Britannia's Embrace: The British Empire and the World
Overview
- Credit value: 30 credits at Level 5
- Convenors: Professor Chandak Sengoopta, Dr Hilary Sapire
- Assessment: a 500-word primary source analysis (17%), 500-word modern scholarship summary (17%) and 2000-word essay (66%)
Module description
In this module we focus on the history, nature and consequences of British rule in India, Australasia, Africa and the Caribbean from the mid-eighteenth century to the present. Beginning with the Atlantic revolutions and the toehold established by the East India Company on the Indian subcontinent in the eighteenth century, in the first half of the module we will trace the development of the empire in Australia and Africa, concluding with the ‘scramble’ for global real estate in the period leading up to World War I.

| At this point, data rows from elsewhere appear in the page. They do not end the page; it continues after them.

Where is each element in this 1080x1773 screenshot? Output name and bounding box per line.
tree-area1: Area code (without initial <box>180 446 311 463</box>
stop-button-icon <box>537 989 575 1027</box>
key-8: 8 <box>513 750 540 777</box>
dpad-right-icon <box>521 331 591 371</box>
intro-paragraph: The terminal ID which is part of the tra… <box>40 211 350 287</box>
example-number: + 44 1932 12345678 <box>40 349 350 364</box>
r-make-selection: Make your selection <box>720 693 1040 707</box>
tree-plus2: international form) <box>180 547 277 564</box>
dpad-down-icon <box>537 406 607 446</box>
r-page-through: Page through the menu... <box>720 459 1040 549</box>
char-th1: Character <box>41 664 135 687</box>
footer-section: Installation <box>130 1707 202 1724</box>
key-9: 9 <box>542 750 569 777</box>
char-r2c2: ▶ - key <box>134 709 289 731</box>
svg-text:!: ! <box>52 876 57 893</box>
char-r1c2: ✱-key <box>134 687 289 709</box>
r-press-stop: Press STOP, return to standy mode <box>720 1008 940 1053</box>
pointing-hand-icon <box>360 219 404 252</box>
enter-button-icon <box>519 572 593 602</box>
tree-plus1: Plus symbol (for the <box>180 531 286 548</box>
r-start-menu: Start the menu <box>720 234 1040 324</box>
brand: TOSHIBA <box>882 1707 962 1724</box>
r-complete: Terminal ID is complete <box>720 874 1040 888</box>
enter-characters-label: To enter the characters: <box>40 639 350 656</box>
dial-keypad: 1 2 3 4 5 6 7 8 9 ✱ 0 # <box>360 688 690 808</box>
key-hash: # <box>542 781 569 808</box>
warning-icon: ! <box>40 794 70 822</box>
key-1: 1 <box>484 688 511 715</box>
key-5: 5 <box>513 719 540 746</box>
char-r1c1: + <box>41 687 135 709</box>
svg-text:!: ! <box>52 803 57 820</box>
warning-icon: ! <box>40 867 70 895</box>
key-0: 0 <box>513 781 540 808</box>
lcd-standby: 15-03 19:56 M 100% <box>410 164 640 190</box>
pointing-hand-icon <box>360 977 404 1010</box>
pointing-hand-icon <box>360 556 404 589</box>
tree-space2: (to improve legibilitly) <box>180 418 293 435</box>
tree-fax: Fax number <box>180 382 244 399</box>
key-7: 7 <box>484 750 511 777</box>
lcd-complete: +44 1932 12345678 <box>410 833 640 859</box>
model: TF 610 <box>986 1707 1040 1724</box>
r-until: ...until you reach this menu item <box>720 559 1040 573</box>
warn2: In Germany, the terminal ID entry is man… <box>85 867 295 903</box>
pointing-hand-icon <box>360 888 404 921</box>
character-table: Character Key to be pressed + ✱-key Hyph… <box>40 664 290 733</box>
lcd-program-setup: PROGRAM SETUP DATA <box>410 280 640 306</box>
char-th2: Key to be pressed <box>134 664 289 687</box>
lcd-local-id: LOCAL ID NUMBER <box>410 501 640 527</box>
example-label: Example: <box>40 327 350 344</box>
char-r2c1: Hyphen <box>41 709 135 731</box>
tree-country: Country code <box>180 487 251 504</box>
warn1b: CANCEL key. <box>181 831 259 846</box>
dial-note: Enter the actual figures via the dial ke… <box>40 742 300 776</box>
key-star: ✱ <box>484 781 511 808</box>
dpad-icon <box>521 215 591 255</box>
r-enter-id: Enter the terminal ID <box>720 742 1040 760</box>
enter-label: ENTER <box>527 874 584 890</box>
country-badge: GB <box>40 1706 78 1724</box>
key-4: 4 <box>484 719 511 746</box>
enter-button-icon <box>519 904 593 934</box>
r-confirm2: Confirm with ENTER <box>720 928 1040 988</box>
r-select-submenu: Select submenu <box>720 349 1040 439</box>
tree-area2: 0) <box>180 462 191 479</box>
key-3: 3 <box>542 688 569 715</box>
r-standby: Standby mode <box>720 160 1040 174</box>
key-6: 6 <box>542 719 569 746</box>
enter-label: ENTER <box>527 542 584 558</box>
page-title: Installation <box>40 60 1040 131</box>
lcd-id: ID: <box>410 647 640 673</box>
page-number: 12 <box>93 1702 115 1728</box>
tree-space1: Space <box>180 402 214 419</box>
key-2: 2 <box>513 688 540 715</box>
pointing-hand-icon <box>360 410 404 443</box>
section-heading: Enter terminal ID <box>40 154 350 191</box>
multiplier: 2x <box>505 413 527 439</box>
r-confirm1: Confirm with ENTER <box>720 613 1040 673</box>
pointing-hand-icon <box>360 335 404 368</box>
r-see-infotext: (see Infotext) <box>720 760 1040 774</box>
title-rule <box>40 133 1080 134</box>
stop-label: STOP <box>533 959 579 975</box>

We then examine the waning of Britain’s global hegemony with detailed case studies of the impact of the two world wars and anti-colonial nationalist movements and address the diverse contexts and different outcomes of planned decolonisations, anti-colonial insurgencies, partitions (India/Pakistan and Palestine) and ‘delayed’ decolonisations (Southern Africa).
We conclude by exploring how post-war British politics, society and culture have been shaped by legacies of empire, whether in the form of ‘ethnic’ restaurants, political debates on immigration and multiculturalism, or the recent rekindling of interest in trading with the Commonwealth.